I’ve often thought about my experience on this Yellowstone tour. I’ve thought about how I was educated in a way that allowed me to fully grasp the concept of a wildlife ecosystem. I think about how my interests in conservation have since grown as a direct result of this new knowledge. I ponder the impact personal passion has on the transfer of knowledge. I do believe that if Kylie simply read a script, or ran through the motions, I would have left Yellowstone feeling quite different…less connected. Her passion created questions of my own. Her stories have become remarkable memories for me, my father, and my son.

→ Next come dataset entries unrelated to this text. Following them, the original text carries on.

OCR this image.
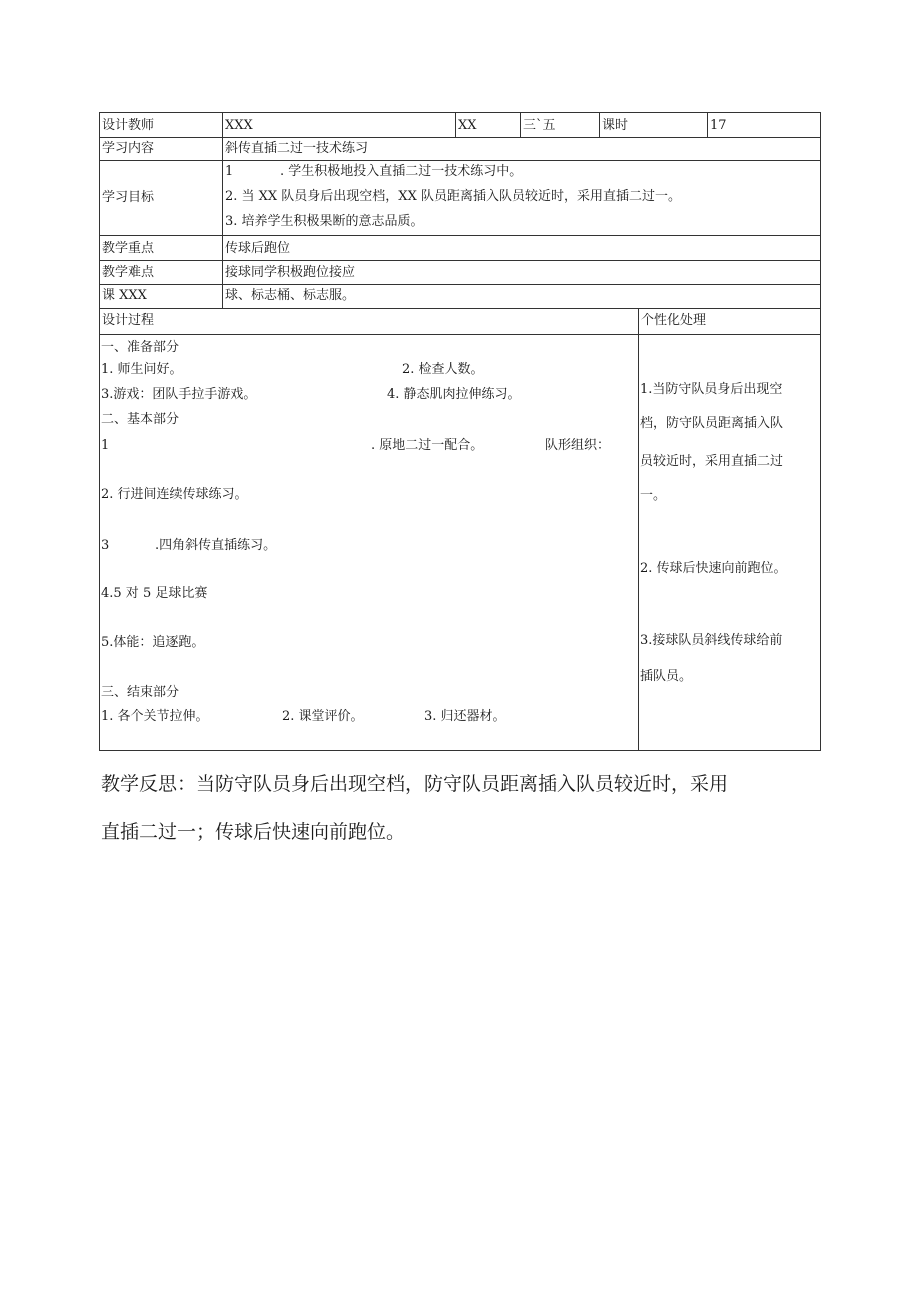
设计教师	XXX	XX	三`五	课时	17
学习内容	斜传直插二过一技术练习
学习目标
1	. 学生积极地投入直插二过一技术练习中。
2. 当 XX 队员身后出现空档，XX 队员距离插入队员较近时，采用直插二过一。
3. 培养学生积极果断的意志品质。
教学重点	传球后跑位
教学难点	接球同学积极跑位接应
课 XXX	球、标志桶、标志服。
设计过程	个性化处理
一、准备部分
1. 师生问好。	2. 检查人数。
3.游戏：团队手拉手游戏。	4. 静态肌肉拉伸练习。
二、基本部分
1	. 原地二过一配合。	队形组织：
2. 行进间连续传球练习。
3	.四角斜传直插练习。
4.5 对 5 足球比赛
5.体能：追逐跑。
三、结束部分
1. 各个关节拉伸。	2. 课堂评价。	3. 归还器材。
1.当防守队员身后出现空
档，防守队员距离插入队
员较近时，采用直插二过
一。
2. 传球后快速向前跑位。
3.接球队员斜线传球给前
插队员。
教学反思：当防守队员身后出现空档，防守队员距离插入队员较近时，采用
直插二过一；传球后快速向前跑位。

As a revenue leader it is important to have a true passion for what you do. It’s not enough to be a VP of Sales. Kylie could have been a tour operator for a double-decker bus in Manhattan, but it wouldn’t have served her passion. You’ve got to have passion for what it is you’re selling. What is the ultimate purpose for what you do, what your product does, what improvement it makes in the buyers life. Too many people are occupying positions for a paycheck, not really believing in what it is they are selling. We’ve all done it. The problem is, your buyers can spot a scripted seller miles away and today they vote with their shoes by either walking toward you or walking away.
View yourself as your buyer’s tour guide. Anticipate their questions and provide answers before they ask. Make the journey as comfortable as possible. Be warm, be kind, be generous with your time. Study and learn…I mean really learn about what it is you’re selling. If you can’t get excited or enthused about it find a new product to sell. Your goal is to help your buyer through this journey at their pace, not yours. Be the best sales tour guide you can be.